Laura Batterink | Neural entrainment as a measure and a mechanism of statistical language learning

Language Circle

  • Date: May 8, 2024
  • Time: 03:00 PM - 04:00 PM (Local Time Germany)
  • Speaker: Laura Batterink
  • Western University, Ontario, Canada
  • Location: MPI for Human Cognitive and Brain Sciences
  • Room: Zoom Meeting
  • Host: Max Planck Research Group Language Cycles
Please join online: https://zoom.us/j/94686183586
Statistical learning is the process of becoming sensitive to statistical regularities in the environment and is thought to play a critical role in many aspects of language learning. Many past studies of statistical learning have focused on learners’ ability to make explicit recognition judgments about learned items after the learning process.

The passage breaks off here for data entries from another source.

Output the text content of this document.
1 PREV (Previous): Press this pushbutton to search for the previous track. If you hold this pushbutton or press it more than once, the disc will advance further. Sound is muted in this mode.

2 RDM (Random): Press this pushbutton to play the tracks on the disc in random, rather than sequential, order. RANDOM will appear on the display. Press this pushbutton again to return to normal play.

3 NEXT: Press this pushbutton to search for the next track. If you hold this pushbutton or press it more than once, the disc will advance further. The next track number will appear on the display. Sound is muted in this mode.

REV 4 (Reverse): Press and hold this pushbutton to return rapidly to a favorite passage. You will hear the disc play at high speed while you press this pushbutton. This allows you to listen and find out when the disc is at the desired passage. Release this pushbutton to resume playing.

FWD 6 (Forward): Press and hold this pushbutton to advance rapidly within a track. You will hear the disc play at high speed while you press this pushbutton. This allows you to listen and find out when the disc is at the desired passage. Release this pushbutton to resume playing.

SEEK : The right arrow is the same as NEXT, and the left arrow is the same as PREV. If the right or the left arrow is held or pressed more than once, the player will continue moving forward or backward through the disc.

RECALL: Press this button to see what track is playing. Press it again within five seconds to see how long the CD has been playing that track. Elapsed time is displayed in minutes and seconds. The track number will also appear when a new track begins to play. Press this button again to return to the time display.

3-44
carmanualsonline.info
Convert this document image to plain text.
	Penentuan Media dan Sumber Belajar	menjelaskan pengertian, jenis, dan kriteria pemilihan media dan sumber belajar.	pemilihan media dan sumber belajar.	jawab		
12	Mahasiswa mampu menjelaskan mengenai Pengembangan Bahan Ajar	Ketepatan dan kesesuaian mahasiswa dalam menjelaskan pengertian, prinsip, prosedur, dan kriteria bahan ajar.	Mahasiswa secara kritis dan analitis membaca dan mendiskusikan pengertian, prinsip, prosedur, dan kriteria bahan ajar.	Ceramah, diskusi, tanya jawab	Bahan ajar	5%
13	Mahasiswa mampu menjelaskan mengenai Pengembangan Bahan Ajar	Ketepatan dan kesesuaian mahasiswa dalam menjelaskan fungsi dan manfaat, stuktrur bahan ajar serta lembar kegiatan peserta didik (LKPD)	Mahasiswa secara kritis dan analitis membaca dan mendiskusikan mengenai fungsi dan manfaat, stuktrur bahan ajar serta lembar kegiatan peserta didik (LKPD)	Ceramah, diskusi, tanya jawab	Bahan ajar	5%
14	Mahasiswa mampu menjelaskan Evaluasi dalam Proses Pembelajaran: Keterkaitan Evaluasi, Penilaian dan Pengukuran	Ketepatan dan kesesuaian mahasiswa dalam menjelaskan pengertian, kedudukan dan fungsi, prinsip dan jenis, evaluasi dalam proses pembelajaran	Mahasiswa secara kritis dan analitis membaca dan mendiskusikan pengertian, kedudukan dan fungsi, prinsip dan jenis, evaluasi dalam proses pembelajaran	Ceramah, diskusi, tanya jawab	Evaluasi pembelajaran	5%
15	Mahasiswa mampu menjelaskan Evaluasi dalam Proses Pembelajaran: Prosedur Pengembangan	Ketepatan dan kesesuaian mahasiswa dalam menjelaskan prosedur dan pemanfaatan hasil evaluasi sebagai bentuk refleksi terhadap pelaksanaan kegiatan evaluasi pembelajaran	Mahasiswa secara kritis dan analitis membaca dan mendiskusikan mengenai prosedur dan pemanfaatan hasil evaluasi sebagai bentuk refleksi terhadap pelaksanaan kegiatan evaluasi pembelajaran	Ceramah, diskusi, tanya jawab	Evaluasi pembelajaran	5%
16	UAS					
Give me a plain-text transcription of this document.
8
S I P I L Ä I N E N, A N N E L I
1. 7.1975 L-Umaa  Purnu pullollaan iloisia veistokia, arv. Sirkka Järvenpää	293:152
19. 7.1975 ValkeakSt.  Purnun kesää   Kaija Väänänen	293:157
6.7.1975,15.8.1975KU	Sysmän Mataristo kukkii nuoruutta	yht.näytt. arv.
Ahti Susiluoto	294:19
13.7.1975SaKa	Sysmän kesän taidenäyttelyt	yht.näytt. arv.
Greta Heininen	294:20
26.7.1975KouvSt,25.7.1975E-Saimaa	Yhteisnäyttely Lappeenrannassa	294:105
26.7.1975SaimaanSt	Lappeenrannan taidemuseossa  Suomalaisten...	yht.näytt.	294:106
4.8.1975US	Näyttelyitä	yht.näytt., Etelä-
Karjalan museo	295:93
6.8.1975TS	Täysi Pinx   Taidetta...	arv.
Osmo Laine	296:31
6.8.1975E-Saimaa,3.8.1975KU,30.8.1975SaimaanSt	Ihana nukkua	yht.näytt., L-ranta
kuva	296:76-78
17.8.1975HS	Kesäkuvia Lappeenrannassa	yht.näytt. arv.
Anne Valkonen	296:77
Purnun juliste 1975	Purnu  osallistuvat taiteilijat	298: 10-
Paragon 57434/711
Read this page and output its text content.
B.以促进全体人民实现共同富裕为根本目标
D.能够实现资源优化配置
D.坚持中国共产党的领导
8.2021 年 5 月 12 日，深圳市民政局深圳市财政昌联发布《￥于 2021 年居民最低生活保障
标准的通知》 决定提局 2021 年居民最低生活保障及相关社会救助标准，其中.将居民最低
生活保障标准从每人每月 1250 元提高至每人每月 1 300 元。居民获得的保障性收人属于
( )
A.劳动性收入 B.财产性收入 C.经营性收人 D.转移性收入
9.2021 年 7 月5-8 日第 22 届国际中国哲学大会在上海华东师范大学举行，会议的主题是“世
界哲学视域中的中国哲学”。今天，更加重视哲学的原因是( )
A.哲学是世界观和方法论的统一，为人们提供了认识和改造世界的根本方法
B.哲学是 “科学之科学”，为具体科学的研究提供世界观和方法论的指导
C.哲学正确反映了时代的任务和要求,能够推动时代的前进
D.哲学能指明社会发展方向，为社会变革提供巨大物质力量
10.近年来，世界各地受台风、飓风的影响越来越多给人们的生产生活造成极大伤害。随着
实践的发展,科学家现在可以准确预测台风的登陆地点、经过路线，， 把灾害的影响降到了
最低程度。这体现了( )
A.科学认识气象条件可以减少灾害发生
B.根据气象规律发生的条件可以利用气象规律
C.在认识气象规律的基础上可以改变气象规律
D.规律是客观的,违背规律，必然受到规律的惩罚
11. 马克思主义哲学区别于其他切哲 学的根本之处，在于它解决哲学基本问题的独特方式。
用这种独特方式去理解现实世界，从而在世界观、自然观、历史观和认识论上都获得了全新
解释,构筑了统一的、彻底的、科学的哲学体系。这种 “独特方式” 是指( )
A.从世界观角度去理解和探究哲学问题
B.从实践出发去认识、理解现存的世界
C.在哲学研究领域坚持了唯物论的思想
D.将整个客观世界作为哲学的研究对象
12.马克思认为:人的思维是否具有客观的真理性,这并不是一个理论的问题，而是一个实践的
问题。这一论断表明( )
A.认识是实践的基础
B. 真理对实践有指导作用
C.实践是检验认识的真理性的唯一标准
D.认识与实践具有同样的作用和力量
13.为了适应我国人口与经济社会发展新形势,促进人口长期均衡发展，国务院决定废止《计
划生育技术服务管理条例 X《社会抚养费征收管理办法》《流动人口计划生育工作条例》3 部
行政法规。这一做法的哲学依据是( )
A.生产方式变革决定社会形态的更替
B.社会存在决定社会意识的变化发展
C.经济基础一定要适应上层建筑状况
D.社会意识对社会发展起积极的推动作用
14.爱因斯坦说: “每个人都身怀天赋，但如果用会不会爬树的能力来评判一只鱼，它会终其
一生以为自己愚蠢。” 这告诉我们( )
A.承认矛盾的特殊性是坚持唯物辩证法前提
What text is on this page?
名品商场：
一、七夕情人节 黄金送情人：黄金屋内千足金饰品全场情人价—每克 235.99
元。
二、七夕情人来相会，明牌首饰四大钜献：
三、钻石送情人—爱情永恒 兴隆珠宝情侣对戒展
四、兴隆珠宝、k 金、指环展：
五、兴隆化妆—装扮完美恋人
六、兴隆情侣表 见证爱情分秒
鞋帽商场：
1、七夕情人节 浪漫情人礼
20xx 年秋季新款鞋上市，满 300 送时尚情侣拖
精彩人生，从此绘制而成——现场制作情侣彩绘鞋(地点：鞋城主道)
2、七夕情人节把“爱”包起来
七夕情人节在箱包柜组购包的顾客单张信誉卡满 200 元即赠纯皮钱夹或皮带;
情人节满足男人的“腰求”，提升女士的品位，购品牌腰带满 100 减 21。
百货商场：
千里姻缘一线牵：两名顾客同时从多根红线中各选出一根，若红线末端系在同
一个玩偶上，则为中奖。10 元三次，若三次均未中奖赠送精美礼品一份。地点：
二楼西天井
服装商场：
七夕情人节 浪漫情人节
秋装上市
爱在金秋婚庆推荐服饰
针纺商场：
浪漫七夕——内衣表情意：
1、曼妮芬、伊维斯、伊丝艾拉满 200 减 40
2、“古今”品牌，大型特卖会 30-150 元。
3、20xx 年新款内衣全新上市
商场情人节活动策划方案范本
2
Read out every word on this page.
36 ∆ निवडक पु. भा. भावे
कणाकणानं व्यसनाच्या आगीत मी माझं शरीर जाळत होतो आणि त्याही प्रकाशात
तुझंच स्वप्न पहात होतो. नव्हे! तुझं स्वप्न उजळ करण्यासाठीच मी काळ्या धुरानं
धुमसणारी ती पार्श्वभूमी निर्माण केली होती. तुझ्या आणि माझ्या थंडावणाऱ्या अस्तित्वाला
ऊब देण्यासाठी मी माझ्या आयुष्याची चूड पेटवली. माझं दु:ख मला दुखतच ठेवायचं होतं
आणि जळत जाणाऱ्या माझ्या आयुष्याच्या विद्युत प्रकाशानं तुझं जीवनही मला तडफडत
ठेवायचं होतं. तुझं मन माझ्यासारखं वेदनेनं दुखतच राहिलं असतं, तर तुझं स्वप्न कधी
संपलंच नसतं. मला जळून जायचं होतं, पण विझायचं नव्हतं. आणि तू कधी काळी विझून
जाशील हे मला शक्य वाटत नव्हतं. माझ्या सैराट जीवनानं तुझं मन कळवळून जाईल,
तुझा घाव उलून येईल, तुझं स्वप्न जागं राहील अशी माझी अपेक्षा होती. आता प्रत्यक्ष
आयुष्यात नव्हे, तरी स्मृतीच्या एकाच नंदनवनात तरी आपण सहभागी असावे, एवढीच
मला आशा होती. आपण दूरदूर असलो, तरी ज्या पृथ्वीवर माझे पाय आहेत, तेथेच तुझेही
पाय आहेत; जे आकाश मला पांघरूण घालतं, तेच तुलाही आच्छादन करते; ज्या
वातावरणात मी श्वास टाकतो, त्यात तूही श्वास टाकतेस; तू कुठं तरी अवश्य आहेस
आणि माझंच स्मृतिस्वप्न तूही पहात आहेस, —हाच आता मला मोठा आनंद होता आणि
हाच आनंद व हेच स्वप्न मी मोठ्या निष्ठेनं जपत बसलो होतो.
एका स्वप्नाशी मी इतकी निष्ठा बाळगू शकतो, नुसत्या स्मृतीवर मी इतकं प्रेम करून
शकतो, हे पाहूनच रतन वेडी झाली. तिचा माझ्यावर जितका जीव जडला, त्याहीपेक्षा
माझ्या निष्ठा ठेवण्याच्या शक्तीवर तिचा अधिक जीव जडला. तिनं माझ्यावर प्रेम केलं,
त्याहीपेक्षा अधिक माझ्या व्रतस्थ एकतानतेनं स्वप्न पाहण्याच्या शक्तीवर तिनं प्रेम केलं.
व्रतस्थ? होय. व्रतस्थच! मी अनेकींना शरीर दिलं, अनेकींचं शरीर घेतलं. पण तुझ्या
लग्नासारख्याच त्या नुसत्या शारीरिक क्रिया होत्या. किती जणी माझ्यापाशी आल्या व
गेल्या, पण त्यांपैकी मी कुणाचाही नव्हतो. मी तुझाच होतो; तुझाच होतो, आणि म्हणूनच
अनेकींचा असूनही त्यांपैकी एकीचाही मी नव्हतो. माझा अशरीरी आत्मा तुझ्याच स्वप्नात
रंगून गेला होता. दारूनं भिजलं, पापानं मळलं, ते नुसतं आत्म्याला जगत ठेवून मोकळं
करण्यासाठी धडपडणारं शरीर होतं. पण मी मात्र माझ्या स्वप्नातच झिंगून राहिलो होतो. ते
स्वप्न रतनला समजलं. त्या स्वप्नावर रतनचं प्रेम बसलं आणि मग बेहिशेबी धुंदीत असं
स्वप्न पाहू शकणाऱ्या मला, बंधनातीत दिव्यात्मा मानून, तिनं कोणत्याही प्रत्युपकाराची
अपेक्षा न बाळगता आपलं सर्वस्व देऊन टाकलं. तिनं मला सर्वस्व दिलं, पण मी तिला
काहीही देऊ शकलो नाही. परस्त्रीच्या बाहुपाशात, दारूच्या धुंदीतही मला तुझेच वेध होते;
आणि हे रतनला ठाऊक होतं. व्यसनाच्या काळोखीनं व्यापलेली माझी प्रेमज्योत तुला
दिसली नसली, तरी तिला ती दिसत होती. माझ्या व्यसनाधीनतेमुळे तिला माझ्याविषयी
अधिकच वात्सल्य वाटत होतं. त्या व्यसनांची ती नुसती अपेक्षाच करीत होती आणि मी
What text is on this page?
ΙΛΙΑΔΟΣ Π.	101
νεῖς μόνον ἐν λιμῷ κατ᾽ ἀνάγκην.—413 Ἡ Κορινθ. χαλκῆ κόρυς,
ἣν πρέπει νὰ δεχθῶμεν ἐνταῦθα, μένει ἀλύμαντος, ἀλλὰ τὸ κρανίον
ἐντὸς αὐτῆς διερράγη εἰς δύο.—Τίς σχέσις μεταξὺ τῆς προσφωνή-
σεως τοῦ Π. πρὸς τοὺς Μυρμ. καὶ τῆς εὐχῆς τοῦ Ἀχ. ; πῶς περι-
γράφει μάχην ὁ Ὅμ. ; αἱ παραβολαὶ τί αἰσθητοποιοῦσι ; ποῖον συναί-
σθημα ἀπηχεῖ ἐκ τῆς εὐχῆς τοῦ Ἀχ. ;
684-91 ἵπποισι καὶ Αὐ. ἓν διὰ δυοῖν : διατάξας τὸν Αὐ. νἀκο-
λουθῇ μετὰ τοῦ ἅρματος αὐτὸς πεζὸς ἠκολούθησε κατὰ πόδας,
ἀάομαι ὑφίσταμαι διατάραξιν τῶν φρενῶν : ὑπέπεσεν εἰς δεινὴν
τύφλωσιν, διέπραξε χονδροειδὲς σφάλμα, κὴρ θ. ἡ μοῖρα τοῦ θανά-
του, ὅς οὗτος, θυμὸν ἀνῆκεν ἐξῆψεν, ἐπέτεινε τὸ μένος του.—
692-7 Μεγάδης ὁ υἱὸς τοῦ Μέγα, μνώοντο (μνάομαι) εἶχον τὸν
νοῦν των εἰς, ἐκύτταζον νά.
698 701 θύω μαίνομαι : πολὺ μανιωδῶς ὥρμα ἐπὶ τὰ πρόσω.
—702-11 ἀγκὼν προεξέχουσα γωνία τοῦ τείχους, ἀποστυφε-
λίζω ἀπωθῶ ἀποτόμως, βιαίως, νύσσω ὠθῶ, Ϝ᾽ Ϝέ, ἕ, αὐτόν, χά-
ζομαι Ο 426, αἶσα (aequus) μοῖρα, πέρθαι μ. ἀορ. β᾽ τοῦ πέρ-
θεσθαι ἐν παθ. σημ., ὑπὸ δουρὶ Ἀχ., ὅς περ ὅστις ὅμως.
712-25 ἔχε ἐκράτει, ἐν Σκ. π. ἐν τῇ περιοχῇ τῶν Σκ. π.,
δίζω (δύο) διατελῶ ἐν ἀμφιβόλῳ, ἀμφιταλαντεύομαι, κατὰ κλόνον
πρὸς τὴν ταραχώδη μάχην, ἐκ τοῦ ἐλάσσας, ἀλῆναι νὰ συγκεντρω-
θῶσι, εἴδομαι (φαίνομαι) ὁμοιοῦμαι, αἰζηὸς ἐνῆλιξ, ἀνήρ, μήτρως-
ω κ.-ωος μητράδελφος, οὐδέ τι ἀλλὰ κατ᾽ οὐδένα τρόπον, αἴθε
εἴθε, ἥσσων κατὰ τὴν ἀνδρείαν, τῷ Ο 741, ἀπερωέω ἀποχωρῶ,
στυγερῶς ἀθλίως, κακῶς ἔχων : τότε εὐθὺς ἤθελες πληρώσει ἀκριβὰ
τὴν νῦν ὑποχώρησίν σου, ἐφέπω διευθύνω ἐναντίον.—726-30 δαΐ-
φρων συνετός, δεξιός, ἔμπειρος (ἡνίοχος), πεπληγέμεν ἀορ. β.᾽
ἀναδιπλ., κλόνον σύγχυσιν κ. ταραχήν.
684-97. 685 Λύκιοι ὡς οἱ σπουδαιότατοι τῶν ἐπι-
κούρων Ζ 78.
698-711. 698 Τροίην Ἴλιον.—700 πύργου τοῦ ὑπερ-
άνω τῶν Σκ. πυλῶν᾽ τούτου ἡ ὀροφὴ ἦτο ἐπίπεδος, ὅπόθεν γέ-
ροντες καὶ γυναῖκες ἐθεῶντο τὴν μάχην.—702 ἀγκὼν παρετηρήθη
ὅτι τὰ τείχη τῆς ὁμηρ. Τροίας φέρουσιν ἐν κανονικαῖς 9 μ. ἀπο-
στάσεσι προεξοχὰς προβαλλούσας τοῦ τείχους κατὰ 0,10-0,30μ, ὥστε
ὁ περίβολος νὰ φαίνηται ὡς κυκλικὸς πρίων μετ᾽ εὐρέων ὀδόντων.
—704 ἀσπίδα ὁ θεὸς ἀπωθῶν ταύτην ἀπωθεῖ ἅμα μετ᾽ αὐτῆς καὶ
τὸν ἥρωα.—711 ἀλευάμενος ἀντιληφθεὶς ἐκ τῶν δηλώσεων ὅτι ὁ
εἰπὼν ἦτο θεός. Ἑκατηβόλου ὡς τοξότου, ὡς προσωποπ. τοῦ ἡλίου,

However, this ability represents just one limited—and often absent—outcome of statistical learning. In this talk, I will present a line of work that leverages neural entrainment to better understand the process of statistical learning as it unfolds over time. Across multiple EEG studies, we have found rapid, robust neural entrainment to hidden words in speech, which persists across different experimental manipulations. In another study, we actively manipulated neural entrainment during learning and found that boosting neural entrainment at the relevant frequency enhances subsequent statistical learning performance. These results suggest that entrainment not only reflects, but also actively supports statistical learning. Recent intracranial data is allowing us to unveil the specific brain regions where this process takes place. Taken together, our results suggest that neural entrainment may reflect a “core”, robust, potentially near-obligatory mechanism for pattern detection in the brain. This core mechanism may optionally—not always—trigger a secondary set of long-term memory mechanisms allowing for the flexible expression of knowledge.